By investing in the market superstructure now, money managers can also prepare for the possible advent of central bank digital currencies, which offer some of the promised benefits of crypto with the security of central bank backing. They improve their understanding of underlying technology such as blockchain. And they can put themselves in a position to hire innovative and fintech-savvy young people who are being laid off by declining crypto companies. In other words, it’s entirely possible to capitalize on crypto’s technology, entrepreneurship, and innovation while staying away from the asset class itself.

As for regular investors, the growing links between high finance and crypto seem a step away from the origins of digital currencies as a tool to tear down the establishment. But at least by screening their investments through orthodox institutions, they limit their exposure to theft and fraud.
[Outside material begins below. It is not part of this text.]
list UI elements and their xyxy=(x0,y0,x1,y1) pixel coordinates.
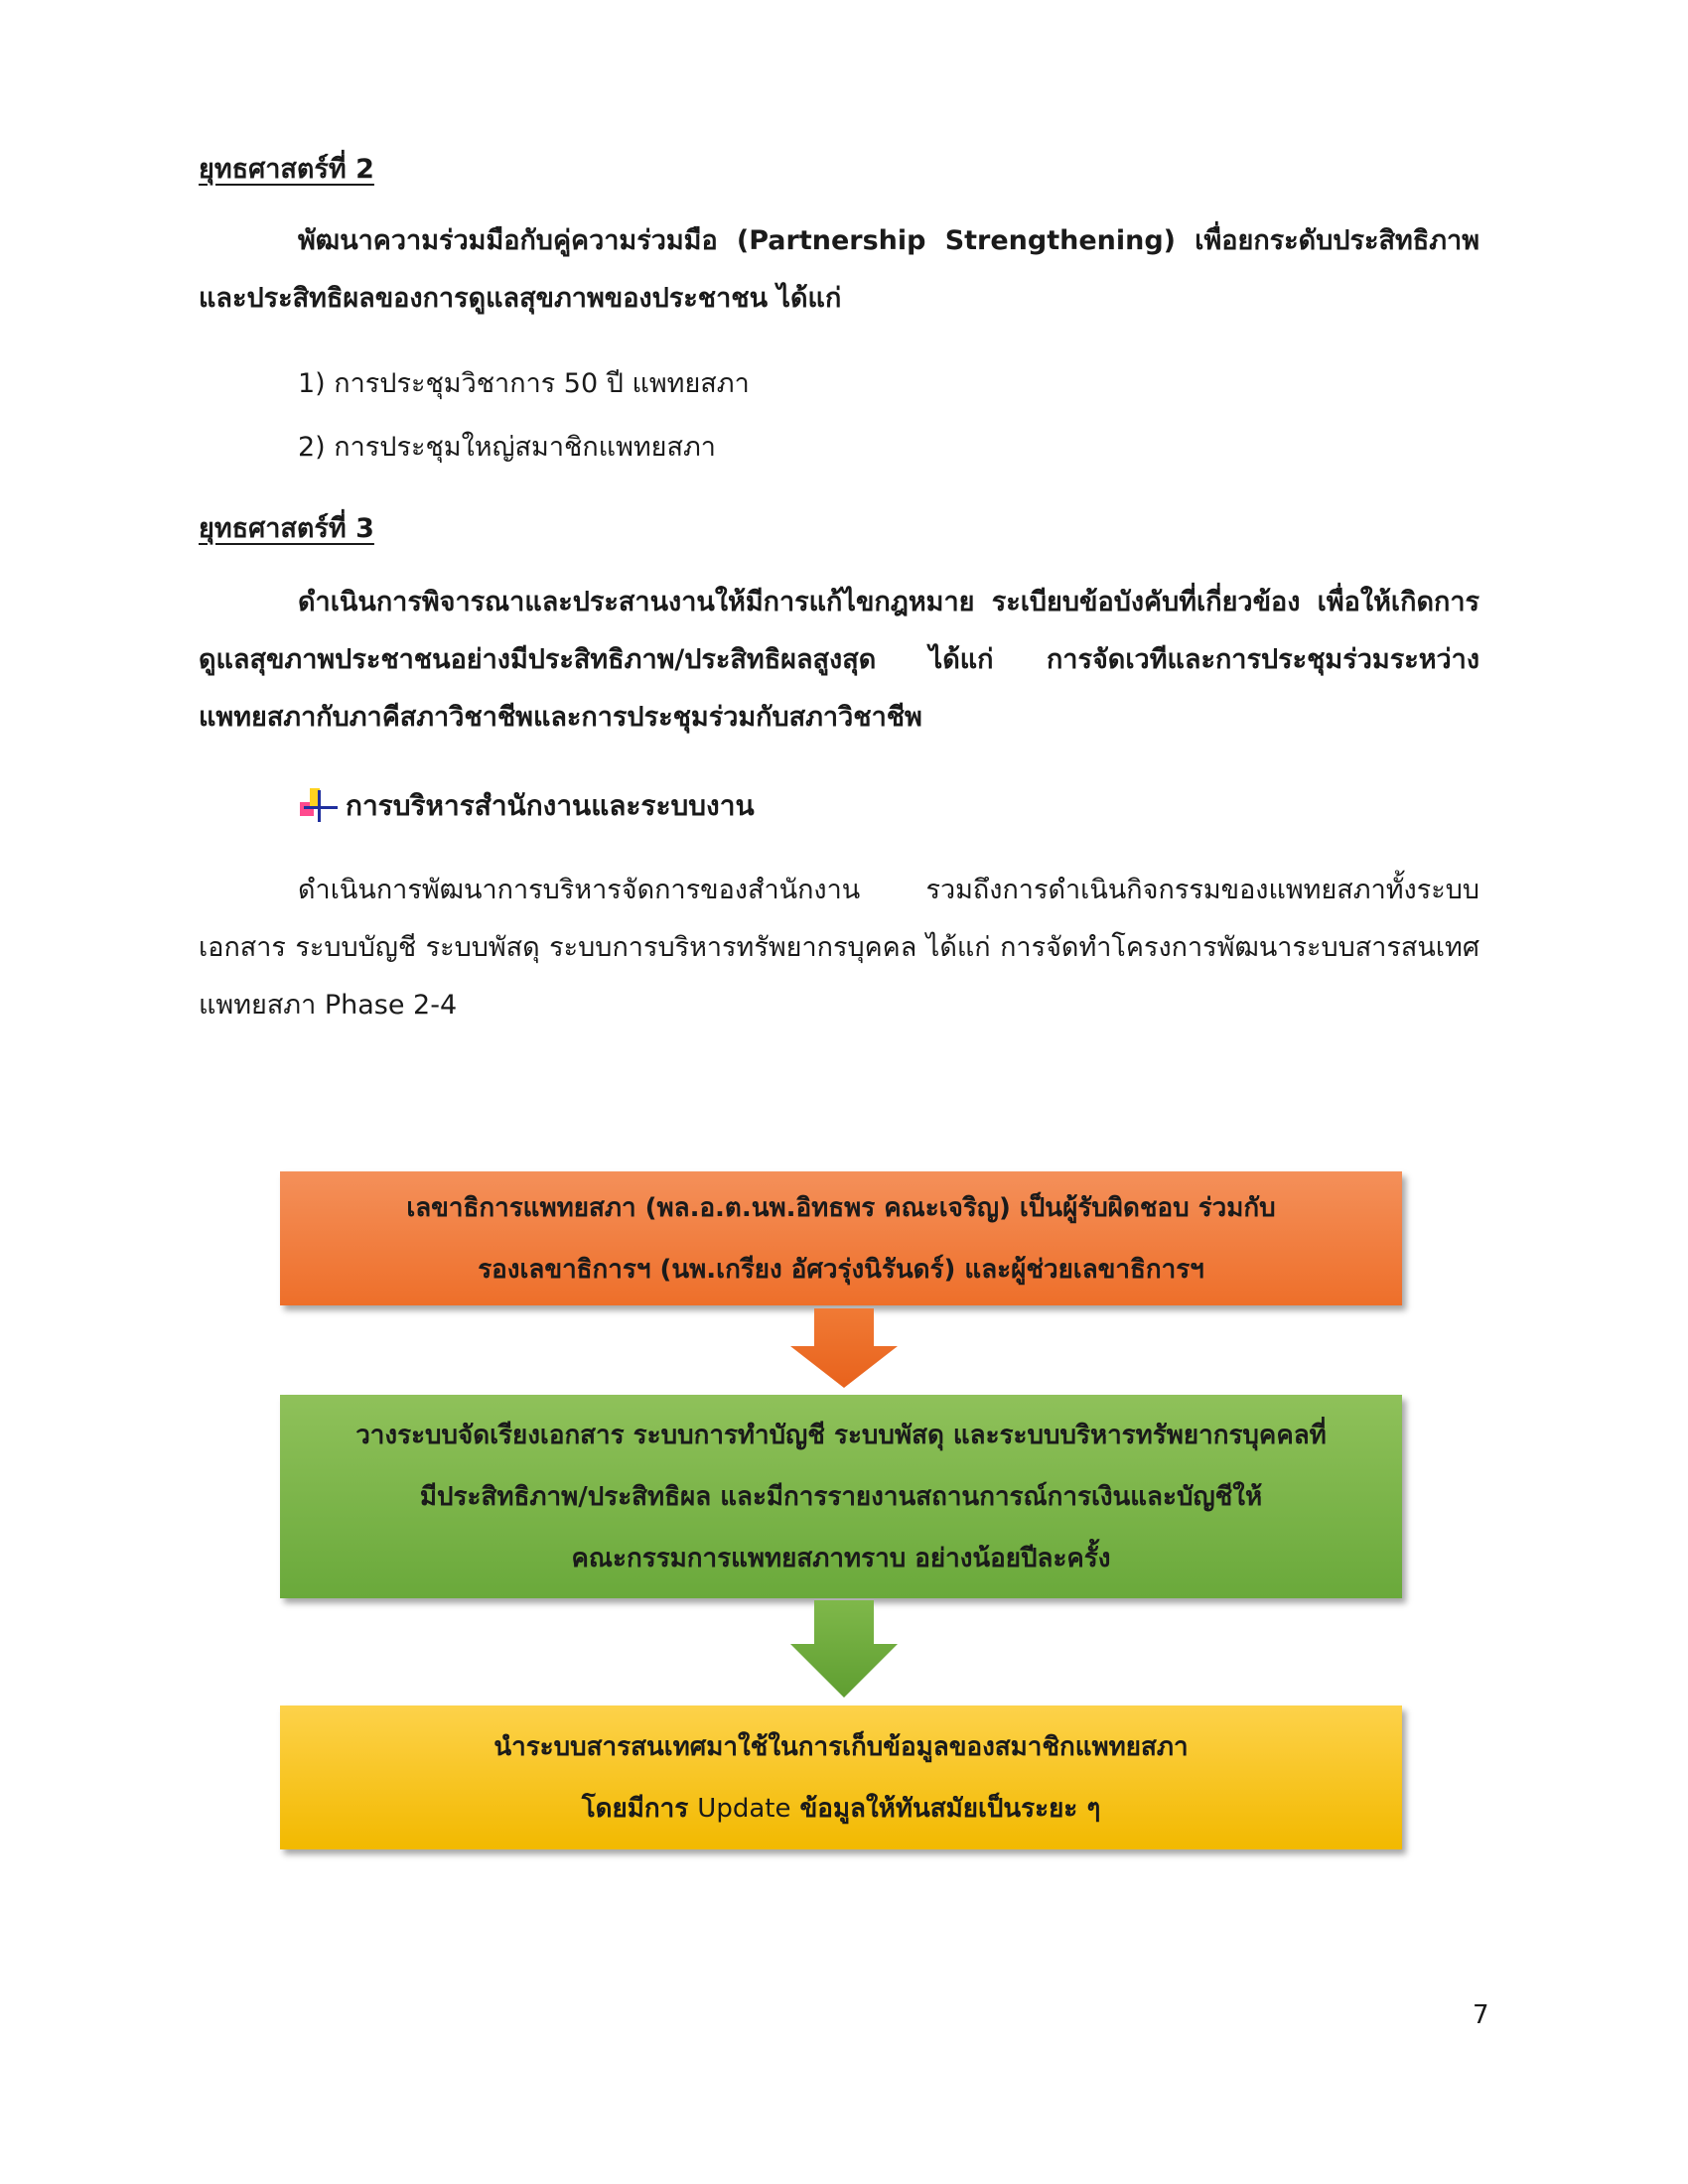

Despite this, cryptocurrencies are still largely unregulated, have the potential to contribute to broader market instability, and are a risky home for the savings of retail investors accustomed to more robust regulatory protections.

The obvious solution is to erect solid guardrails, as this newspaper has repeatedly suggested. Unfortunately, different agencies and countries have different attitudes. Financial entrepreneurs and innovators will naturally try to exploit such differences. For example, crypto companies are campaigning for cryptocurrencies to be regulated by the Commodity Futures Trading Commission, which regulates derivatives, rather than the more restrictive Securities and Exchange Commission.

In what remains a buyer-friendly market, the involvement of wealth managers offers a thin layer of additional security. Their interest could bolster surviving crypto companies looking to gain access to institutional clients. But with the power of wealth managers comes the responsibility to help the crypto market grow and help protect vulnerable investors.